On an overcast Tuesday night in downtown St. Louis, the streets are predictably quiet — at least since the Cardinals are playing an away game in Los Angeles. But in the shadow of Busch Stadium, along Broadway, three of the city's best-loved music clubs — Beale on Broadway, the Broadway Oyster Bar and BB's Jazz, Blues & Soups — are doing brisk business. The one-block strip is a dependable destination for locals and visitors. Outside of BB's, a couple smokes cigarettes and speaks French in hushed voices; inside, a woman with an Australian accent inquires about the club's titular soup selection. And on stage, two performers — one old, one young; one a native and the other a transplant — are working through a set of blues tunes for an attentive audience.
Tom Hall and Ethan Leinwand don't get a chance to play together too often, but their sets are a fitting picture of St. Louis' blues heritage. Hall is one of this city's most beloved and respected musicians, a humble sage of the steel resonator guitar and an embodiment of Soulard-bred cool and nonchalance. Leinwand is less well-known, but it's not for lack of trying; the 34-year old Connecticut native moved to town three years ago and has set about preaching (and performing) the gospel of St. Louis piano blues.
On the sidewalk outside of BB's, once he and Hall have divvied up the door money, Leinwand walks through a few of the tunes he and Hall performed that evening. His love of history and its many musical entanglements in St. Louis is evident from his song selection.
"I did a St. Louis one by a guy named Stump Johnson," says Leinwand, "and he was cool because he played down on the levee, in the sporting houses. His brother was a talent scout for all the local companies, so a singer like Victoria Spivey, a famous blues singer, came up from Texas and went right to his record shop to get a deal."

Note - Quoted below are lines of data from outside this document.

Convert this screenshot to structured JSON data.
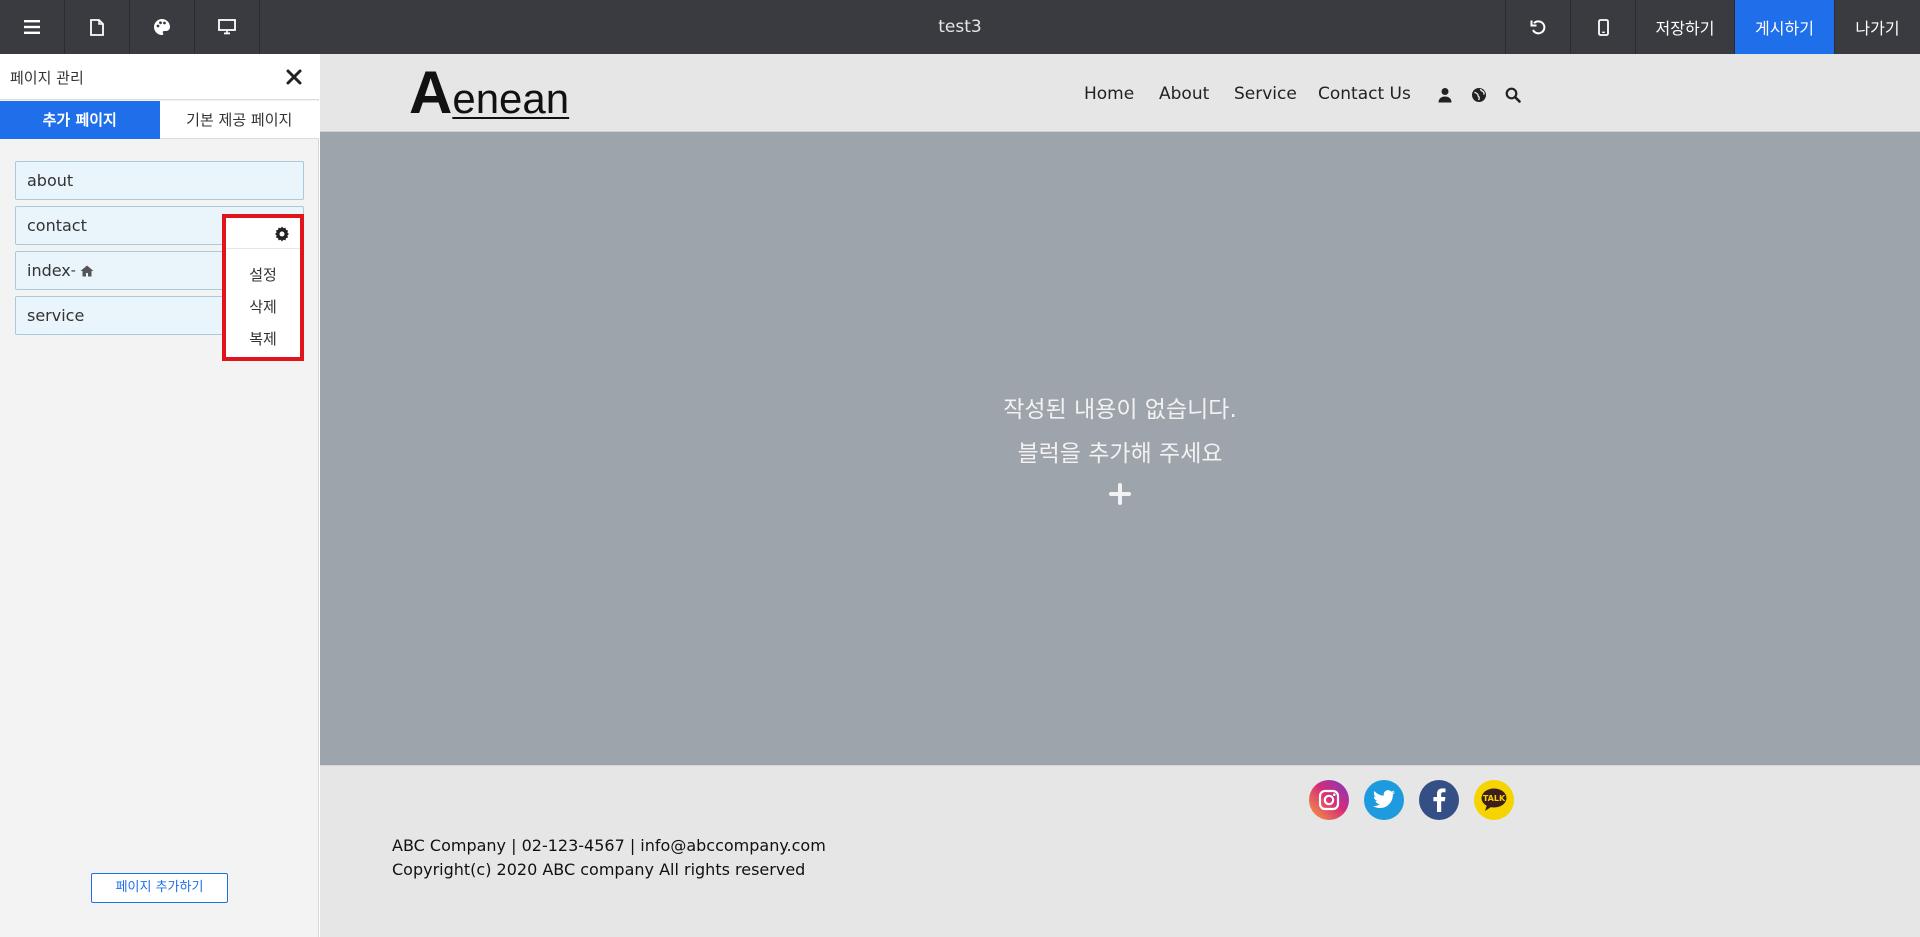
{
  "topbar": {
    "title": "test3",
    "menu_icon": "hamburger-icon",
    "page_icon": "document-icon",
    "theme_icon": "palette-icon",
    "desktop_icon": "monitor-icon",
    "undo_icon": "undo-icon",
    "mobile_icon": "mobile-icon",
    "save_label": "저장하기",
    "publish_label": "게시하기",
    "exit_label": "나가기"
  },
  "panel": {
    "title": "페이지 관리",
    "tabs": [
      {
        "label": "추가 페이지",
        "active": true
      },
      {
        "label": "기본 제공 페이지",
        "active": false
      }
    ],
    "pages": [
      {
        "name": "about"
      },
      {
        "name": "contact"
      },
      {
        "name": "index",
        "suffix": " -",
        "home": true
      },
      {
        "name": "service"
      }
    ],
    "context_menu": {
      "items": [
        "설정",
        "삭제",
        "복제"
      ]
    },
    "add_button": "페이지 추가하기"
  },
  "site": {
    "logo_first": "A",
    "logo_rest": "enean",
    "nav": [
      "Home",
      "About",
      "Service",
      "Contact Us"
    ],
    "nav_icons": [
      "user-icon",
      "globe-icon",
      "search-icon"
    ],
    "empty_line1": "작성된 내용이 없습니다.",
    "empty_line2": "블럭을 추가해 주세요",
    "footer_line1": "ABC Company | 02-123-4567 | info@abccompany.com",
    "footer_line2": "Copyright(c) 2020 ABC company All rights reserved",
    "social": [
      "instagram-icon",
      "twitter-icon",
      "facebook-icon",
      "kakaotalk-icon"
    ],
    "talk_label": "TALK"
  },
  "colors": {
    "accent": "#1f6feb",
    "topbar_bg": "#393b40",
    "highlight": "#e0141a",
    "content_bg": "#9ea4ab"
  }
}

Leinwand's brown bowler makes him look a bit like a John Hartford devotee, but with his tortoise-shell glasses, lanky forearms and modern-antiquarian mien, he fits the role of someone whose heart throbs to the striding, syncopated beat of early 20th century music.
Leinwand talks excitedly about his latest project, the 2nd Annual St. Louis Piano Festival, which will feature Leinwand and a handful of local and national performers, each pulling on a different thread of piano music from the 1920s and '30s. "A big part of the popular stuff was from St. Louis — that's the stuff I fell in love with before I came here, and really what brought me here," says Leinwand.
"In St. Louis, it was a low-down style," Leinwand adds, comparing it to styles of barrelhouse and boogie-woogie piano in other parts of the country. He describes low-down piano as "a sparse sound; it's generally an accompaniment, so the left hand will just hit out quarter notes or a crude-style shuffle." He talks about the "hidden beauty" in that style of playing, which was often meant to accompany vocalists.
Leinwand has grown into that St. Louis style since moving here — he's become a vocalist in his own right and partnered with Valerie Kirchoff, better known as local singer and bandleader Miss Jubilee. He does weekly solo gigs at the Gramophone and Yaqui's as well.
How did a New England-born piano player fall in love with the St. Louis blues? "It was the search for music," Leinwand says. "It was the search for a specific piano sound I was looking for."
That search for piano-driven blues music led him across the country — briefly to New Orleans, then a six-year stint in New York — before his scholarship led him to St. Louis and its roster of innovative, if largely forgotten, piano players. In his nearly three years in St. Louis, Leinwand has only seen the interest in traditional blues music grow.
"It's fun to be a part of the scene that I fell into here — Miss Jubilee, Rum Drum Ramblers, Gaslight Squares," he says. "To see more people in town trying it and building it up, it's a really cool and rare thing. It speaks to what I love about this town."
Leinwand sees himself preserving and promoting our city's musical heritage; it's also a reciprocal arrangement. "St. Louis is a blues town. For me, as a blues piano player, I'm in the very best place I can possibly be," he explains. "I can talk about it, because it connects with the town spiritually. I get to play for a knowledgeable fan base who is passionate and makes it their responsibility to come out and support it."
If there's a certain backwards-looking element to Leinwand's passion, he makes it his mission to tie the music to the present and continue what he sees as an interwoven tapestry of musicians. "What I like about St. Louis is that almost everyone is from here, almost everyone is playing music, and they can talk about the guy that they heard when they were fifteen that made them learn it," he says. "You feel the lineage so strongly."